Cuando pensamos en expresionismo abstracto, se nos vienen a la cabeza estallidos de color, fuerza, vigor y trazos potentes; pero no es el caso de Helen Frankenthaler. Esta artista neoyorkina encaró su obra restándole densidad a la pintura, disolviéndola al punto tal de volverla liviana y ligera. Los acrílicos u óleos parecen acuarelas, ya que los diluyó con trementina o queroseno ; también trabajó el lienzo con la técnica del dripping*, el resultado es una obra delicada y femenina, nada brusca.

Es considerada una de las grandes artistas del siglo XX del arte abstracto americano de posguerra. Además de jugar con la forma y el color, Frankenthaler experimentó con el uso de la tela cruda** (que se puede apreciar en su obra más célebre “Montañas y Mar” de 1952).
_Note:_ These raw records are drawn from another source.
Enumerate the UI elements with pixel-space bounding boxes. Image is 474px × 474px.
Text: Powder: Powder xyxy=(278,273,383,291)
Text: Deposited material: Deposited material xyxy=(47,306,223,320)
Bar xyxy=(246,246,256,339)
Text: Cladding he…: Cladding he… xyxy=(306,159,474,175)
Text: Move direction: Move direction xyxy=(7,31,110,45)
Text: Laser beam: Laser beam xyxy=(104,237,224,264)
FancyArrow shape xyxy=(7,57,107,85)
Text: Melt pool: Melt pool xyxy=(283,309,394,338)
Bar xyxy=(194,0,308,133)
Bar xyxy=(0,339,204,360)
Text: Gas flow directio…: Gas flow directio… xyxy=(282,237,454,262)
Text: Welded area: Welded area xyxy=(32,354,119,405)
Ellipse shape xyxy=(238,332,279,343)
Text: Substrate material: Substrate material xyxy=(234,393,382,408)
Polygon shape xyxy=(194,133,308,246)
Muy pocas veces utilizo pinceles o brochas, y fueron contadas las ocasiones en las que llegó a dibujar en alguna de sus obras. Lo suyo era una casualidad controlada, puro azar gobernado. Fue una gran influyente del “stain painting”***, razón por la cual, no debe pasar inadvertido su aporte al arte contemporáneo.

* Se pone el lienzo en el piso y se trabaja desde todos los ángulos, pasando por encima de él, desde los costados y/o cualquier ángulo. Dependiendo el artista, se utilizan espátulas, pinceles, se perforan los tachos de pintura o se la arroja directamente a la tela. En definitiva es estar, literalmente, dentro del cuadro.

** Usualmente los lienzos tiene acabados o terminaciones en sus telas. Cuando se utiliza de manera “cruda”, el paño no presenta ningún tipo de pulido.

*** Consiste en el uso de la trementina como disolvente de la pintura, aplicada sobre el lienzo de tela sin preparar previamente.

La obra que ven es, justamente, “Montañas y mar”.

Helen falleció en Diciembre del 2011, en el estado de Connecticut (USA).